Quicken Loans and two affiliated Detroit venture capital firms have issued a call for the roughly 2,000 Yahoo employees who received pink slips last week to move to the Motor City to bolster the blighted city’s efforts at revitalization.
The firms will set up initial phone interviews for interested candidates and follow up with in-person interviews at a Palo Alto recruiting event in May.
The companies claim that Detroit is experiencing a tech boom, pointing to Twitter’s recent decision to open an office in Detroit, primarily to sell advertising to the automotive industry. Twitter will rent space in the M@dison Building, a converted theater that now bills itself as a tech incubator.
Josh Linkner, the CEO of Detroit Venture Partners, said there are 300 to 500 open tech jobs at Quicken Loans and other companies backed by his venture capital firm and Rockbridge Growth Equity, an equity firm run by Quicken CEO and Cleveland Cavaliers owner Dan Gilbert. Detroit Venture partners has put up a website called Valley to Detroit to support its efforts to bring Yahoo talent to the Motor City.
Linkner said that demand for tech employees in Detroit currently outpaces supply. Denise Lidell, the CEO of High-Tech Professionals, a staffing company, agreed.
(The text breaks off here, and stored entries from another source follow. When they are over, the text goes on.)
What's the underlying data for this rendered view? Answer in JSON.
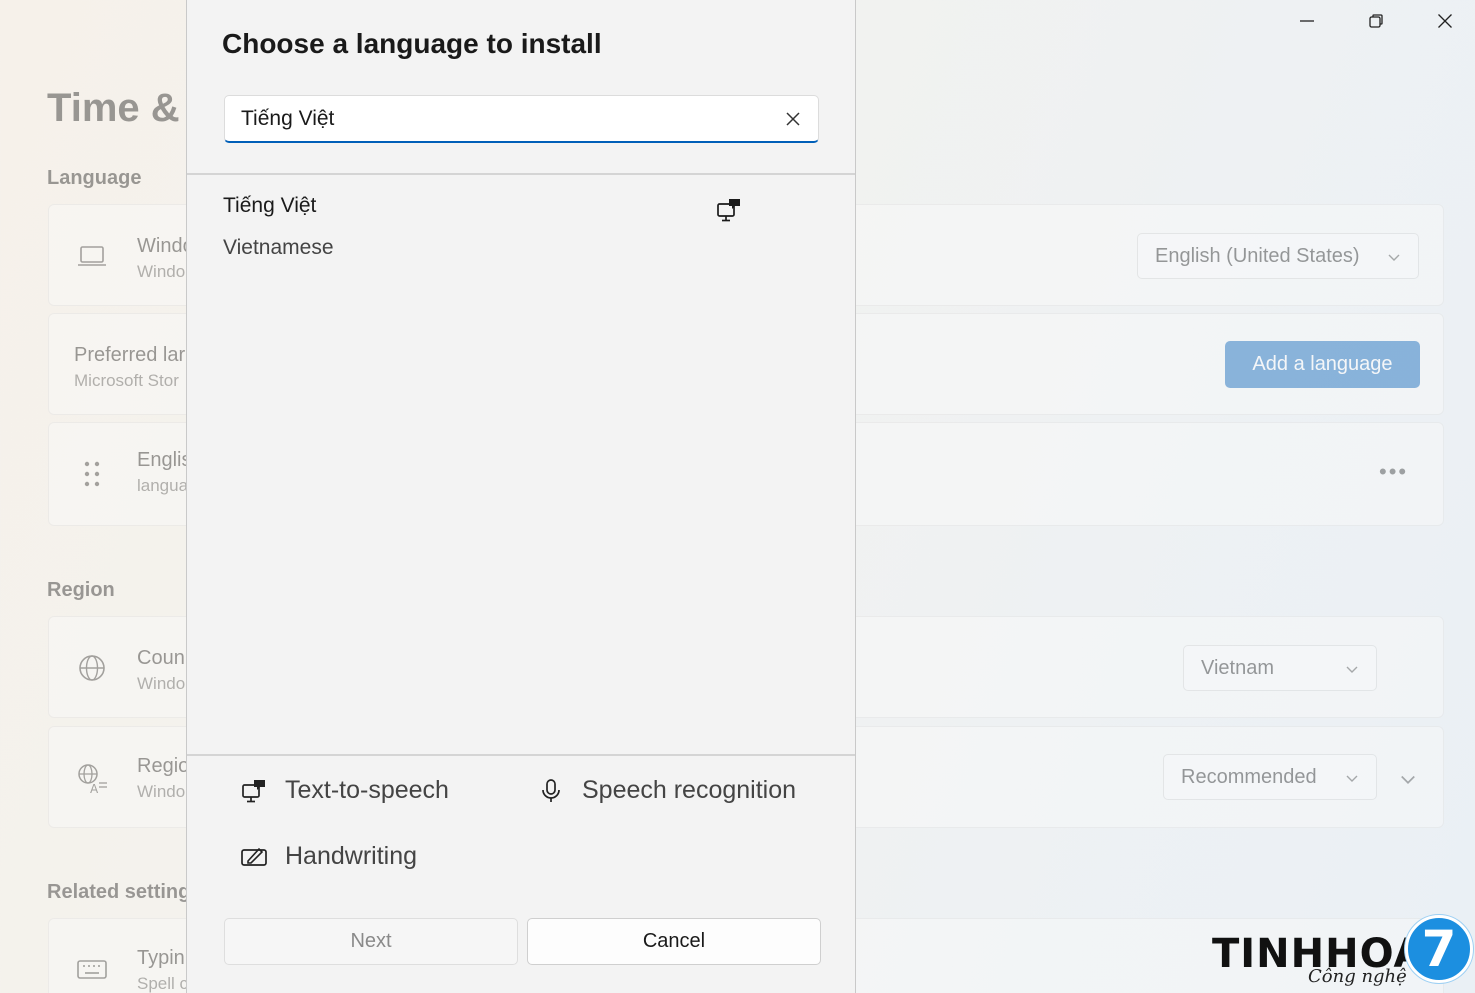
{
  "window_controls": {
    "minimize": "minimize-icon",
    "maximize": "restore-icon",
    "close": "close-icon"
  },
  "background": {
    "page_title": "Time & ",
    "sections": {
      "language": "Language",
      "region": "Region",
      "related": "Related setting"
    },
    "cards": {
      "display_language": {
        "title": "Windo",
        "subtitle": "Windo",
        "value": "English (United States)"
      },
      "preferred": {
        "title": "Preferred lar",
        "subtitle": "Microsoft Stor",
        "button": "Add a language"
      },
      "english": {
        "title": "Englis",
        "subtitle": "langua",
        "more": "•••"
      },
      "country": {
        "title": "Coun",
        "subtitle": "Windo",
        "value": "Vietnam"
      },
      "regional": {
        "title": "Regio",
        "subtitle": "Windo",
        "value": "Recommended"
      },
      "typing": {
        "title": "Typin",
        "subtitle": "Spell c"
      }
    }
  },
  "dialog": {
    "title": "Choose a language to install",
    "search_value": "Tiếng Việt",
    "results": [
      {
        "native": "Tiếng Việt",
        "english": "Vietnamese"
      }
    ],
    "features": {
      "tts": "Text-to-speech",
      "speech": "Speech recognition",
      "handwriting": "Handwriting"
    },
    "next_label": "Next",
    "cancel_label": "Cancel"
  },
  "logo": {
    "word": "TINHHOA",
    "sub": "Công nghệ",
    "badge": "7"
  },
  "colors": {
    "accent": "#005fb8",
    "logo_blue": "#1c8fe0"
  }
}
Linkner suggested that Detroit’s latest effort to diversify its economy is in keeping with the city’s history.
“A hundred years ago, Detroit was the Silicon Valley of the day. This is where people from all around the world, the best and the brightest, came to launch their entrepreneurial businesses and to build incredible technology of the day,” he said.
There is a vital movement within the city to reinvent Detroit. But much of the city’s appeal for young people, artists and entrepreneurs comes from low rents, and those reflect a darker side of the city. Vacancy rates are as high as 50 percent in some areas, according to the Data Driven Detroit project.
“We’re in the midst of a massive transformation, and it doesn’t happen overnight,” Linkner acknowledged. “But for me the exciting part is moving in at an earlier stage instead of coming when the city is totally established; it’s getting in at a point where you get to be part of that transformation.”
Detroit’s tech firms will have to hope that Yahoo employees haven’t heard that pitch too many times before.